Each generation discovers
anew the richness of ancient literature, and we are particularly
privileged that recent decades have seen a veritable explosion
in the avenues of investigation available. One of the factors
involved in this is undoubtedly the realisation that drama is
essentially a dialogue between the playwright, the genre and the
recipients of his art, with each interacting to produce a complex
progression of effects. In the case of comic playwrights, they
work within a genre that possesses a system of definable conventions
shaping the final product; yet these conventions are not immutable
and tyrannical impositions, but open to modification in response
both to the tastes of the audience and the inevitable pressures
upon the poet to innovate, and thus gain the approbation of that
audience. No less an influence in the case of Old Comedy was the
reaction of those prominent figures who were so often the object
of ridicule in the plays.
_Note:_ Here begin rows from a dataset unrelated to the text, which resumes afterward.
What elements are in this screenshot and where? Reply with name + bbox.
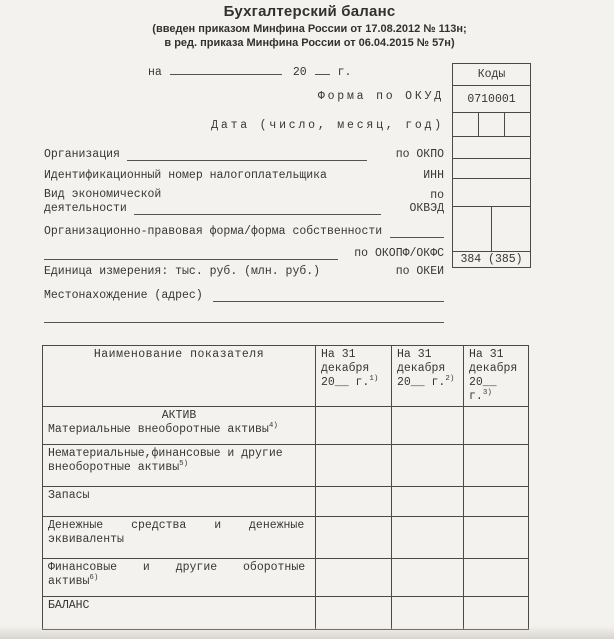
- value-cell: [464, 445, 529, 487]
- date-prefix-label: на: [148, 66, 162, 79]
- form-header: [37, 5, 582, 50]
- row-footnote: 4): [268, 422, 278, 431]
- report-date-underline: [170, 63, 282, 75]
- period3-line2: декабря: [469, 362, 518, 375]
- location-label: Местонахождение (адрес): [44, 289, 203, 302]
- indicator-cell: [43, 445, 316, 487]
- indicator-cell: [43, 517, 316, 559]
- indicator-label: БАЛАНС: [48, 599, 90, 612]
- okei-code-cell: [452, 251, 531, 268]
- taxpayer-number-label: Идентификационный номер налогоплательщика: [44, 169, 327, 182]
- period2-line3: 20__ г.: [397, 376, 446, 389]
- okopf-underline: [44, 248, 338, 260]
- value-cell: [392, 445, 464, 487]
- okud-label: Форма по ОКУД: [317, 90, 444, 103]
- table-row: [43, 517, 529, 559]
- indicator-cell: [43, 597, 316, 630]
- value-cell: [316, 559, 392, 597]
- indicator-label: внеоборотные активы$^{5)}$: [48, 460, 189, 474]
- okopf-label: по ОКОПФ/ОКФС: [354, 247, 444, 260]
- unit-label: Единица измерения: тыс. руб. (млн. руб.): [44, 265, 321, 278]
- indicator-label: Материальные внеоборотные активы$^{4)}$: [48, 422, 278, 436]
- okved-prefix-label: по: [430, 189, 444, 202]
- indicator-label: Финансовые и другие оборотные: [48, 561, 306, 574]
- value-cell: [392, 559, 464, 597]
- section-title: АКТИВ: [161, 409, 197, 422]
- activity-label-line2: деятельности: [44, 202, 127, 215]
- balance-table: [42, 345, 529, 630]
- date-code-cell: [452, 112, 531, 137]
- organization-underline: [127, 149, 367, 161]
- okud-code-cell: [452, 85, 531, 113]
- table-header-row: [43, 346, 529, 407]
- period3-line3: 20__ г.: [469, 376, 497, 403]
- period1-line3: 20__ г.: [321, 376, 370, 389]
- activity-label-line1: Вид экономической: [44, 188, 162, 201]
- organization-row: [44, 148, 444, 161]
- form-title: Бухгалтерский баланс: [223, 3, 396, 20]
- inn-label: ИНН: [423, 169, 444, 182]
- indicator-label: эквиваленты: [48, 533, 124, 546]
- organization-label: Организация: [44, 148, 120, 161]
- inn-code-cell: [452, 158, 531, 179]
- date-month-cell: [478, 113, 504, 136]
- period3-column-header: [464, 346, 529, 407]
- date-year-cell: [504, 113, 530, 136]
- period1-line1: На 31: [321, 348, 356, 361]
- period3-line1: На 31: [469, 348, 504, 361]
- value-cell: [464, 487, 529, 517]
- okved-code-cell: [452, 178, 531, 207]
- location-row: [44, 289, 444, 302]
- period2-line2: декабря: [397, 362, 446, 375]
- indicator-cell: [43, 487, 316, 517]
- report-date-line: [148, 63, 351, 79]
- codes-header-label: Коды: [477, 68, 506, 81]
- table-row: [43, 487, 529, 517]
- form-subtitle-line1: (введен приказом Минфина России от 17.08.2012 № 113н;: [152, 23, 467, 35]
- value-cell: [392, 487, 464, 517]
- value-cell: [316, 445, 392, 487]
- value-cell: [464, 597, 529, 630]
- table-row: [43, 445, 529, 487]
- okud-code-value: 0710001: [467, 92, 516, 106]
- value-cell: [316, 407, 392, 445]
- codes-column: [452, 63, 531, 268]
- legal-form-underline: [390, 226, 444, 238]
- okpo-code-cell: [452, 136, 531, 159]
- okopf-code-cell: [452, 206, 531, 252]
- year-underline: [315, 63, 330, 75]
- period1-column-header: [316, 346, 392, 407]
- activity-underline: [134, 203, 382, 215]
- year-suffix-label: г.: [337, 66, 352, 79]
- indicator-label: Нематериальные,финансовые и другие: [48, 447, 283, 460]
- indicator-label: Денежные средства и денежные: [48, 519, 305, 532]
- table-row: [43, 407, 529, 445]
- table-row: [43, 597, 529, 630]
- legal-form-label: Организационно-правовая форма/форма собственности: [44, 225, 383, 238]
- unit-row: [44, 265, 444, 278]
- address-underline: [44, 322, 444, 323]
- indicator-column-header: Наименование показателя: [43, 346, 316, 407]
- date-day-cell: [453, 113, 478, 136]
- period2-line1: На 31: [397, 348, 432, 361]
- legal-form-row: [44, 225, 444, 238]
- activity-row: [44, 202, 444, 215]
- period3-footnote: 3): [482, 389, 492, 398]
- value-cell: [464, 517, 529, 559]
- okopf-sub-cell: [453, 207, 491, 251]
- form-subtitle-line2: в ред. приказа Минфина России от 06.04.2015 № 57н): [164, 36, 455, 49]
- period2-column-header: [392, 346, 464, 407]
- okopf-row: [44, 247, 444, 260]
- row-footnote: 6): [89, 574, 99, 583]
- row-footnote: 5): [179, 460, 189, 469]
- page-bottom-shadow: [0, 626, 614, 639]
- value-cell: [464, 559, 529, 597]
- okved-label: ОКВЭД: [409, 202, 444, 215]
- period2-footnote: 2): [445, 375, 455, 384]
- value-cell: [392, 597, 464, 630]
- value-cell: [316, 517, 392, 559]
- location-underline: [213, 290, 444, 302]
- indicator-cell: [43, 559, 316, 597]
- indicator-cell: [43, 407, 316, 445]
- indicator-label: активы$^{6)}$: [48, 574, 99, 588]
- value-cell: [392, 407, 464, 445]
- okei-code-value: 384 (385): [460, 253, 523, 266]
- value-cell: [392, 517, 464, 559]
- period1-line2: декабря: [321, 362, 370, 375]
- okpo-label: по ОКПО: [395, 148, 444, 161]
- century-label: 20: [292, 66, 307, 79]
- value-cell: [316, 597, 392, 630]
- table-row: [43, 559, 529, 597]
- codes-header-cell: [452, 63, 531, 86]
- date-label: Дата (число, месяц, год): [211, 119, 444, 132]
- indicator-label: Запасы: [48, 489, 90, 502]
- value-cell: [316, 487, 392, 517]
- value-cell: [464, 407, 529, 445]
- okei-label: по ОКЕИ: [395, 265, 444, 278]
- okfs-sub-cell: [491, 207, 530, 251]
- period1-footnote: 1): [369, 375, 379, 384]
Aristophanes himself felt the effects
of this, and the same was true of the previous generation of playwrights,
when, as Sidwell points out, the decree of 440 BC, banning the
naming of caricatured characters, seems to have forced Crates
into one avenue of comic development, Cratinus into another. In
this respect the scattered fragments of Old Comedy that lie outside
the plays of Aristophanes, meagre crumbs from what was once a
great banquet of invective and enigmatic abuse, become vital evidence
in glimpsing the overall development of the genre.
Sidwell's paper also
illustrates well his recent and stimulating thinking on Aristophanes'
relationship with his fellow comic poets. His suggestion of an
intricate web of cross-reference between playwrights adds a whole
new layer of potential significance to any interpretation of the
text.
The relationship that
existed between playwright and audience is perhaps among the most
complex and paradoxical for any investigation. For Old Comedy
poets the fact that they worked within the ambit of dramatic competitions,
which drove them into the quest for a positive popular response
and obliged them at times to pander to communal prejudices, has
to be set against the treatment they could also give to public
heroes and the foibles of the audience itself. An awareness of
audience response was no less a feature of later comedy, and the
astonishing resurrection of Menander in the present century has
undoubtedly been one of the most significant developments in our
understanding the comic genre. Not only are we now able to see
the plays for ourselves, but we can test objectively the justice
behind Menander's reputation in later antiquity. Before any such
undertaking can be embarked upon, however, there has been the
fundamental need to establish a usable text from the at times
faded and abraded tatters of papyrus emerging from the sands and
tombs of Egypt. In this Arnott has contributed, and continues
to contribute, no small amount, while at the same time reminding
us of the seductive dangers posed by interpretation that goes
beyond the stark evidence of the text.
In moving to Rome
we see in the products of a comic playwright like Plautus not
only the earliest fully extant literature in Latin, but also a
dynamic fusion of two cultures. That the changed circumstances
of dramatic presentation in the city demanded adaptation of his
Greek originals has never been in doubt, but it was only the discovery
of some sixty lines of usable text from Menander's Dis Exapaton,
corresponding to Plautus' Bacchides 494-562, that allowed for
the first time a real comparison of comic technique, not least
the Roman response to the hiatus created by the intervention of
the Greek chorus. What is clear is the degree to which Plautus
actually expands comic potential for its own sake. But the question
of the Roman element is far broader than this, and was well explored
earlier this century by Fraenkel. (Eduard Fraenkel, Plautinisches
im Plautus, Berlin 1922. Re-issued in an italian translation
as Elementi Plautini in Plauto, Florence 1960.) Only now,
though, can we begin to gauge the actuality. Comparison with Menander
also opens up the door to a new interpretation of Roman comedy's
relationship to those other Greek playwrights whose works were
adapted, Diphilus and Philemon, as well as to the native comic
forms of Italy, which were doubtless the mainspring of inspiration
for the adaptations introduced. One aspect of this latter factor,
Plautus' treatment of 'professional' types like the parasite,
is well analysed by Maltby to suggest the injection of what one
might regard as distinctly modern features into their presentation
- not least as stand-up comics designed to 'warm-up' the audience
in the early stages of the plays with standard routines and formulae,
the very language of which indicates a decidedly Roman origin.
That the study of
ancient comedy continues to thrive was clearly one of the clear
messages to emerge from the conference. At the centre new and
fresh approaches to the study of the texts themselves and how
they operate as drama continue to manifest themselves, but beyond
this lie fertile fields of investigation into the relationship
of the plays to society, religion and the rest of ancient literature,
and the very circumstances of their presentation in Greek and
Roman contexts, all of which promise much for the future.